# taz.de -- Kommentar zur Hebammenausbildung: Geburtshilfe aufwerten
       
       > Ein eigener Studiengang ist nur eine Voraussetzung unter vielen dafür,
       > dass der Beruf nicht ausstirbt. Hebammen arbeiten in Kliniken unter
       > unzumutbaren Bedingungen.
       
 (IMG) Bild: Eine Hebamme vermisst ein wenige Minuten altes Baby.
       
       BREMEN taz | Gut, dass es in Bremen einen Hebammen-Studiengang geben wird –
       er ist eine der Voraussetzungen dafür, dass es genug Fachkräfte geben wird,
       die Familien in Schwangerschaft, Geburt und Wochenbett begleiten.
       
       Es braucht aber mehr, um den Beruf vor dem Aussterben zu bewahren. Ungelöst
       ist nach wie vor das Problem der hohen Haftpflichtversicherung für
       Hebammen, die freiberuflich Geburten begleiten. Das lohnt sich nur, wenn
       sie Vollzeit oder mehr arbeiten – wegen der vielen Nachtdienste ist das
       nicht auf Dauer zu schaffen.
       
       [1][Auf dem Land gibt es deswegen kaum noch Wochenbett-Hebammen]. Allein
       von Vor- und Nachsorge können Hebammen nur in Städten mit ihren kurzen
       Wegen leben.
       
       Doch Hebammenmangel gibt es mittlerweile auch hier.

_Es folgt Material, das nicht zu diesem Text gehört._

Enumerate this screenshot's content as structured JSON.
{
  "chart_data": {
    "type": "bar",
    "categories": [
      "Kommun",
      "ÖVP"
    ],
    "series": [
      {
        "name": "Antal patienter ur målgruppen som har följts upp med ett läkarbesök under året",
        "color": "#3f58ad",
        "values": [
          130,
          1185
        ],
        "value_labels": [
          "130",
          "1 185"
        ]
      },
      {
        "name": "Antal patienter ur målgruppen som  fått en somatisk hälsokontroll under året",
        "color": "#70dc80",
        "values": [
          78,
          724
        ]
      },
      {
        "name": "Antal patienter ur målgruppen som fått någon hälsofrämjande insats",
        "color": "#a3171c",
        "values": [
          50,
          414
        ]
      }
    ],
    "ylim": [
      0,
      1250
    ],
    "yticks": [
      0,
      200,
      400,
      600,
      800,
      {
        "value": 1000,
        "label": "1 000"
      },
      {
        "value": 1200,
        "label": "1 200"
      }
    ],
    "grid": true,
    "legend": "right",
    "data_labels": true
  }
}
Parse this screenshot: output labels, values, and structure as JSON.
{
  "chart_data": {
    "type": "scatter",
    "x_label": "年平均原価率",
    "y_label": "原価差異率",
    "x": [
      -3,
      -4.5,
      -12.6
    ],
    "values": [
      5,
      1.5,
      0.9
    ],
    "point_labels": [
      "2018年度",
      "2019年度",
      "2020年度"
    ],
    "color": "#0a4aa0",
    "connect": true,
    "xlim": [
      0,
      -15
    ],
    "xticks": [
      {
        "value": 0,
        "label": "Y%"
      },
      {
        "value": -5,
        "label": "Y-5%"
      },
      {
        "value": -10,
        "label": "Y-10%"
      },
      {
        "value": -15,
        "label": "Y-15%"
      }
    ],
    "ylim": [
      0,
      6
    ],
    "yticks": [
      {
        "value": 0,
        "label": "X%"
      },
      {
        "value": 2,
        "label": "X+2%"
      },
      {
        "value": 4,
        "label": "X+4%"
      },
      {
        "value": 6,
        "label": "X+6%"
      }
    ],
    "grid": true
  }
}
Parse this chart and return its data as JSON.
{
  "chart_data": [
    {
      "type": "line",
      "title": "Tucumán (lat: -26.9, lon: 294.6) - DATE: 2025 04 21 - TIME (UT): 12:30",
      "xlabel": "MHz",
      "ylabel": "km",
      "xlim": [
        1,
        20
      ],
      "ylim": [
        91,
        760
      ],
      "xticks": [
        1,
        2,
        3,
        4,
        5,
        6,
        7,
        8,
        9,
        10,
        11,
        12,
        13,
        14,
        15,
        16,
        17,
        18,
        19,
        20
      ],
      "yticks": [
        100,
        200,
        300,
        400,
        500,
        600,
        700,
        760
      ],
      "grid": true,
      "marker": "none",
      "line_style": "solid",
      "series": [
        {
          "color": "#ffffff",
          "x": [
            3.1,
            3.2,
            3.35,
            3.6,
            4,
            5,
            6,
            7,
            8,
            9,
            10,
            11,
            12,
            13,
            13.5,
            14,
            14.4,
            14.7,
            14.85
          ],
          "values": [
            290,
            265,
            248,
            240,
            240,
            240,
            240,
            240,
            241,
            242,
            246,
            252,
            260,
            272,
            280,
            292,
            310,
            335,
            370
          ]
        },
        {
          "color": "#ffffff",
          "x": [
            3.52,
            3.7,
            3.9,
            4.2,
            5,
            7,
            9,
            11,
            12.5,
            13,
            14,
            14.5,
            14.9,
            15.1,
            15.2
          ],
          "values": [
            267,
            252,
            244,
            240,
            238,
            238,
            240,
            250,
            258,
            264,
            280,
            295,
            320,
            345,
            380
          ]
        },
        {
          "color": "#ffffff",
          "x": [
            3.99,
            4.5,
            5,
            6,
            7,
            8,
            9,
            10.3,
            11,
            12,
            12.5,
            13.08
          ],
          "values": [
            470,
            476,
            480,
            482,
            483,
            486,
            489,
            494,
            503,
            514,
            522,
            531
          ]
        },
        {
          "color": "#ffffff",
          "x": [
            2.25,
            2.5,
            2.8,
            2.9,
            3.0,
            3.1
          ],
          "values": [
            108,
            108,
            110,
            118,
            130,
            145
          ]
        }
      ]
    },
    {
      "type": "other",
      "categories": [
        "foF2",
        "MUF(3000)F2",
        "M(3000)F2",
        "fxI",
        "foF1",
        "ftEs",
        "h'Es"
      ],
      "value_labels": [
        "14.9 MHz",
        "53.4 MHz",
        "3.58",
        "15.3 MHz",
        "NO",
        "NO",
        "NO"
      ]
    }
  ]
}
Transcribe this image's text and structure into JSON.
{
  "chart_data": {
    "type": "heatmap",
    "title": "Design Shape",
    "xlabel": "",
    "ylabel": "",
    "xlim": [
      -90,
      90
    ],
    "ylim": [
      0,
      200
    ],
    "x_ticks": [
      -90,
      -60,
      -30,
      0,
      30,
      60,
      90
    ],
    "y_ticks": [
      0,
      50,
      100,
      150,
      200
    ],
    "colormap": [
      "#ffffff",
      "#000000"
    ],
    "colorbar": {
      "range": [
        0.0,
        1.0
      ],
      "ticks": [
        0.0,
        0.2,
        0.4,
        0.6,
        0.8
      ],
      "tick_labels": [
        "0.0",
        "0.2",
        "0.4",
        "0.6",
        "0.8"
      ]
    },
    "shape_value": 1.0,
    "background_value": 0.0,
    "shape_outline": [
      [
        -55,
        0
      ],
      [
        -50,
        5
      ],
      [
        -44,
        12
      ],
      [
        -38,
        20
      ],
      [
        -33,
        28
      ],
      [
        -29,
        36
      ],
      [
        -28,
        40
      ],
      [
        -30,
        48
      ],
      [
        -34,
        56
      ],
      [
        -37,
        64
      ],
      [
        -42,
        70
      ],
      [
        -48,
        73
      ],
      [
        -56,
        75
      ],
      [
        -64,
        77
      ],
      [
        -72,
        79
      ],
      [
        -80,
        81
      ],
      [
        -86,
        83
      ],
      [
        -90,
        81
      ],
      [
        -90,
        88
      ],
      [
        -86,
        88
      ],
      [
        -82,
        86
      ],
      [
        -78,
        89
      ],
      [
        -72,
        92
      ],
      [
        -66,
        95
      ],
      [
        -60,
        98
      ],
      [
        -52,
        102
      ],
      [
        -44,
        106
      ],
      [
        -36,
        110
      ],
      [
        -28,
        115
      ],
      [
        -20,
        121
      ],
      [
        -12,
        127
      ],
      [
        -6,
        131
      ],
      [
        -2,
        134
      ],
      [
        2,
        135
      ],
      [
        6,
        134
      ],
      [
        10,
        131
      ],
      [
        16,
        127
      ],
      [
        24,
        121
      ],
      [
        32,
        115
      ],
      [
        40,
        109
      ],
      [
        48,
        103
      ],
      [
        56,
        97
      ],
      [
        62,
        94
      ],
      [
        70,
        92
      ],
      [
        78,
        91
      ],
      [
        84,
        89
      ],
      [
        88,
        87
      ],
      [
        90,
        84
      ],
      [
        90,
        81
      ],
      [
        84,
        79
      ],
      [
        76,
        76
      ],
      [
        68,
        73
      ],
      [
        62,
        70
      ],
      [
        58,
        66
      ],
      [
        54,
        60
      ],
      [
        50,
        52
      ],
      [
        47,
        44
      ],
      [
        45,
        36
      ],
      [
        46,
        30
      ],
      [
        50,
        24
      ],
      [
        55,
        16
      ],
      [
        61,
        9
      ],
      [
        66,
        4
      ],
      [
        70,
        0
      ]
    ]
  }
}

In Bremen schloss von
       Freitag auf Samstag der Kreißsaal des Sankt-Joseph-Stifts, weil zu viele
       Stellen unbesetzt sind. Dabei kündigen Hebammen in den Kliniken nicht wegen
       eines zu geringen Verdienstes. Sondern weil sie zu viele Geburten
       gleichzeitig betreuen müssen und selten so, dass die Frauen [2][eine gute
       selbstbestimmte Geburt] erleben.
       
       Der schlechte Personalschlüssel liegt am geringen Stellenwert, den unsere
       Gesellschaft natürlichen Geburten gibt. Hauptsache draußen, ist das Motto –
       und so werden sie von den Kassen vergütet.
       
       Solange sich an diesen Bedingungen nichts ändert, kann man noch so viele
       Studentinnen ausbilden: Als Hebamme werden die wenigsten lange arbeiten.